Life insurance companies could face a liquidity test over the next few quarters if their growth in premiums fails to catch up with rising payouts, Taiwan Ratings Corp (中華信評), the local arm of Standard & Poor’s, said on Wednesday.
The sector’s high — and rising — benefits payments, including maturities, claims, surrenders, annuities and bonuses on policies, are likely to persist this year, while premium volume will remain flat, financial services ratings director Andy Chang (張書評) said at a media briefing.
“The trend increases risks that premiums may be insufficient to cover benefits payments for the first time in the industry’s history,” Chang said.
First-year premiums are estimated to total NT$2 trillion (US$67 billion) this year, steady from the level last year, while payouts amount to NT$1.5 trillion, he said.
A liquidity shortfall could materialize if payouts increase 40 percent and premiums drop 30 percent, Chang said.

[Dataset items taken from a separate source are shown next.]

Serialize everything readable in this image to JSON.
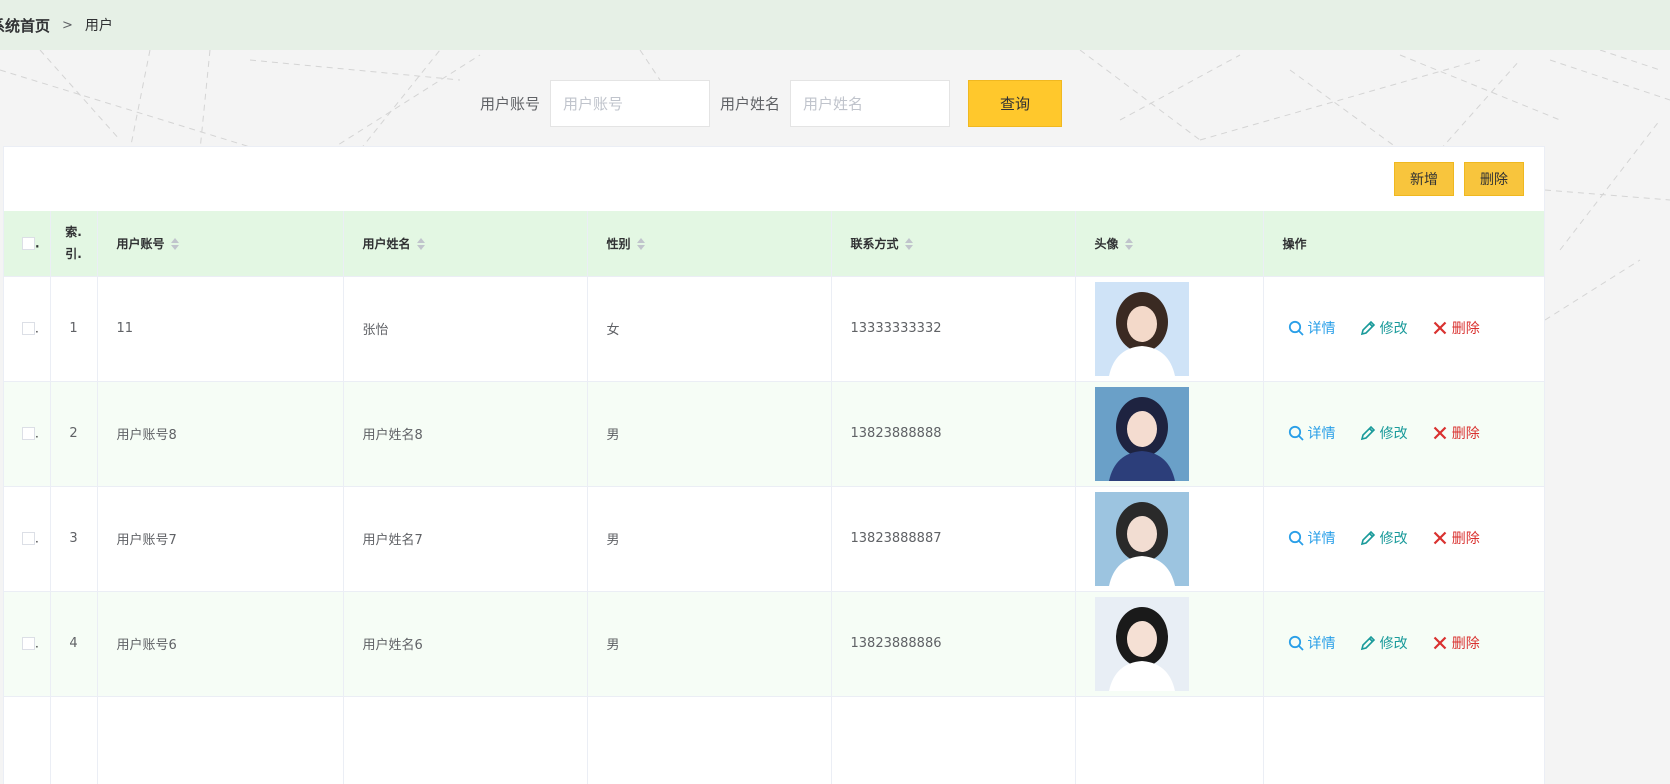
{
  "breadcrumb": {
    "home": "系统首页",
    "separator": ">",
    "current": "用户"
  },
  "search": {
    "account_label": "用户账号",
    "account_placeholder": "用户账号",
    "name_label": "用户姓名",
    "name_placeholder": "用户姓名",
    "query_button": "查询"
  },
  "toolbar": {
    "add_label": "新增",
    "delete_label": "删除"
  },
  "table": {
    "headers": {
      "index_top": "索",
      "index_bottom": "引",
      "account": "用户账号",
      "name": "用户姓名",
      "gender": "性别",
      "phone": "联系方式",
      "avatar": "头像",
      "ops": "操作"
    },
    "rows": [
      {
        "index": "1",
        "account": "11",
        "name": "张怡",
        "gender": "女",
        "phone": "13333333332"
      },
      {
        "index": "2",
        "account": "用户账号8",
        "name": "用户姓名8",
        "gender": "男",
        "phone": "13823888888"
      },
      {
        "index": "3",
        "account": "用户账号7",
        "name": "用户姓名7",
        "gender": "男",
        "phone": "13823888887"
      },
      {
        "index": "4",
        "account": "用户账号6",
        "name": "用户姓名6",
        "gender": "男",
        "phone": "13823888886"
      }
    ],
    "ops": {
      "detail": "详情",
      "edit": "修改",
      "delete": "删除"
    }
  },
  "colors": {
    "accent_yellow": "#ffc82c",
    "header_green": "#e3f7e3",
    "detail_blue": "#2a9fe8",
    "edit_teal": "#199a9a",
    "delete_red": "#d9312f"
  },
  "icons": {
    "detail": "search-icon",
    "edit": "pencil-icon",
    "delete": "close-icon"
  }
}
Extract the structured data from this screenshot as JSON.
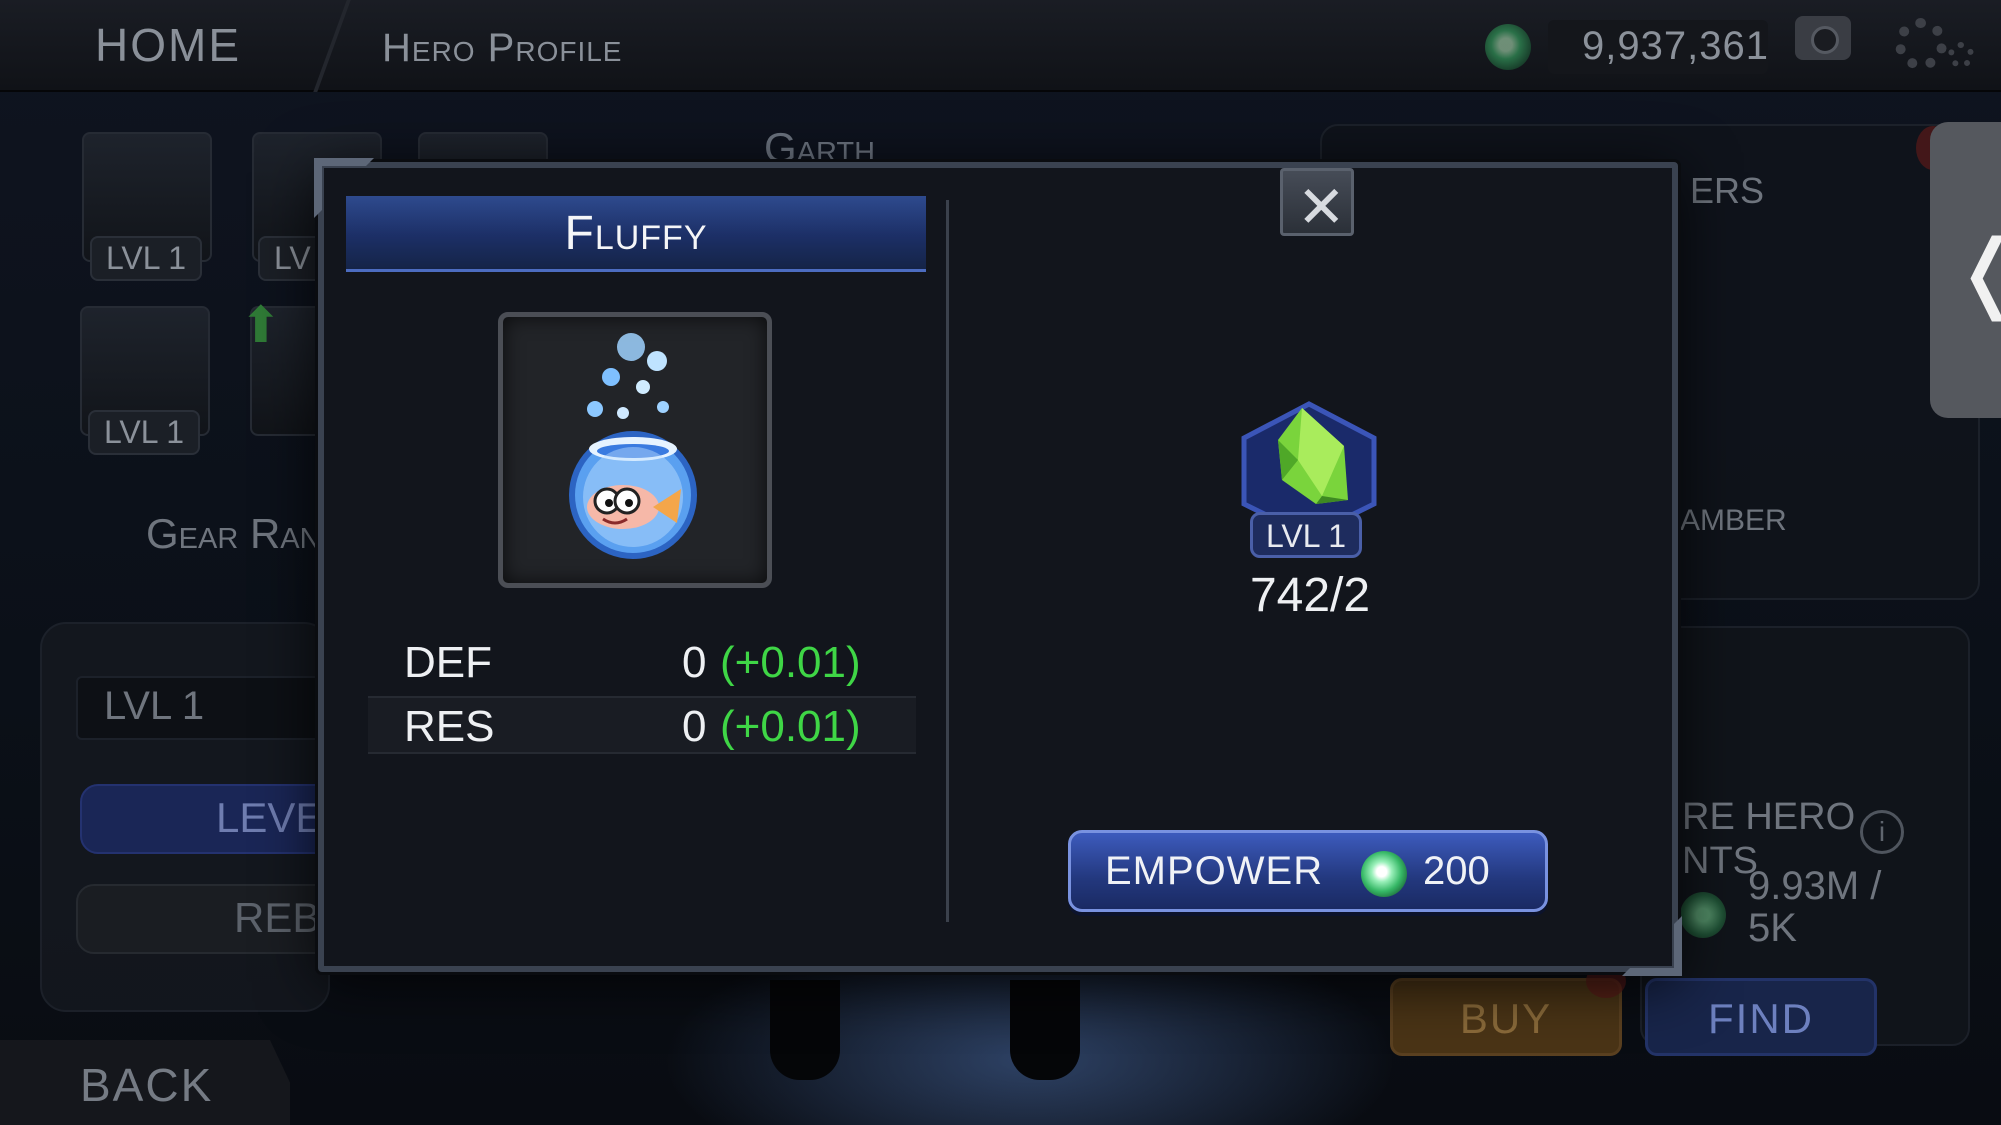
{
  "topbar": {
    "home_label": "HOME",
    "page_label": "Hero Profile",
    "balance": "9,937,361"
  },
  "background": {
    "hero_name": "Garth",
    "gear_slots": [
      {
        "level": "LVL 1"
      },
      {
        "level": "LV"
      },
      {
        "level": "LVL 1"
      }
    ],
    "gear_rank_label": "Gear Ran",
    "level_field": "LVL 1",
    "level_button": "LEVE",
    "rebirth_button": "REBI",
    "right_header_fragment": "ERS",
    "chamber_fragment": "AMBER",
    "hero_points_label_1": "RE HERO",
    "hero_points_label_2": "NTS",
    "hero_points_value_1": "9.93M /",
    "hero_points_value_2": "5K",
    "buy_button": "BUY",
    "find_button": "FIND",
    "back_button": "BACK",
    "side_tab_glyph": "❬"
  },
  "modal": {
    "title": "Fluffy",
    "close_glyph": "✕",
    "item_icon": "fishbowl-icon",
    "stats": [
      {
        "label": "DEF",
        "base": "0",
        "bonus": "(+0.01)"
      },
      {
        "label": "RES",
        "base": "0",
        "bonus": "(+0.01)"
      }
    ],
    "catalyst": {
      "level": "LVL 1",
      "progress": "742/2",
      "icon": "green-crystal-icon"
    },
    "empower": {
      "label": "EMPOWER",
      "cost": "200",
      "currency_icon": "green-gem-currency-icon"
    }
  },
  "colors": {
    "bonus_green": "#3fd646",
    "button_blue": "#2c47a0",
    "title_blue": "#233a7a"
  }
}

“The scenario is not unlikely seeing as payouts jumped 40 percent last year from a year earlier and will remain high for the coming three years when short-term interest annuity and endowment policies are due to mature,” he added.
While the agency rates that life insurers have adequate cash flow from investments to avoid liquidity stress during the sector’s most likely performance scenario this year, the risk of heightened pressure remains real, especially for smaller life insurers suffering from stagnant growth in premiums and weak asset-liability management, Chang said.

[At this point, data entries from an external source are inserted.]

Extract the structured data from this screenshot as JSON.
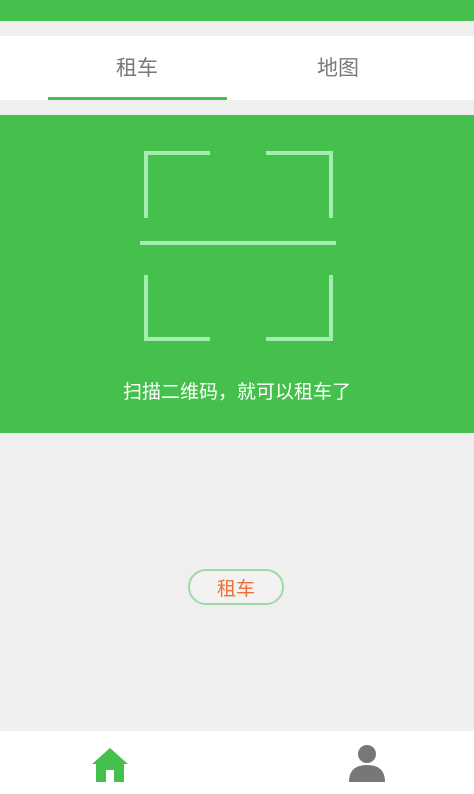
{
  "tabs": {
    "rent_label": "租车",
    "map_label": "地图",
    "active": "rent"
  },
  "scan": {
    "hint": "扫描二维码，就可以租车了"
  },
  "actions": {
    "rent_button_label": "租车"
  },
  "bottom_nav": {
    "home_icon": "home-icon",
    "profile_icon": "user-icon"
  },
  "colors": {
    "brand_green": "#46c04c",
    "scan_frame": "#a5ecb0",
    "rent_button_text": "#ed7036",
    "inactive_icon": "#777777"
  }
}
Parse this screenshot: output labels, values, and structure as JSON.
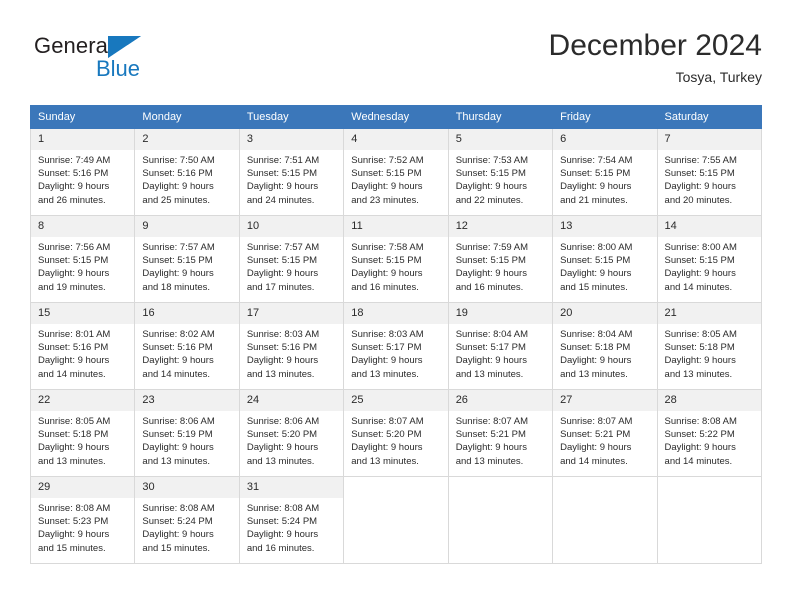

Taiwan Ratings does not expect the sector’s total premiums to drop significantly in the second half of the year after modest growth in the first half driven by expectations of higher policy costs, associate financial services director Chris Lee (李明泰) said.
Insurers have to raise policy costs to reflect the Financial Supervisory Commission’s revisions to Taiwanese life expectancy and assumed interest rates, which will take effect on July 1.
Total life insurance premiums saw a near 10 percent decline last year, reversing six consecutive years of expansion, as insurers shifted their focus away from short-term policies to longer-tenure products.
The restructuring aims to help the sector maintain financial stability and meet retirement needs for Taiwan’s rapidly ageing population as required by the commission.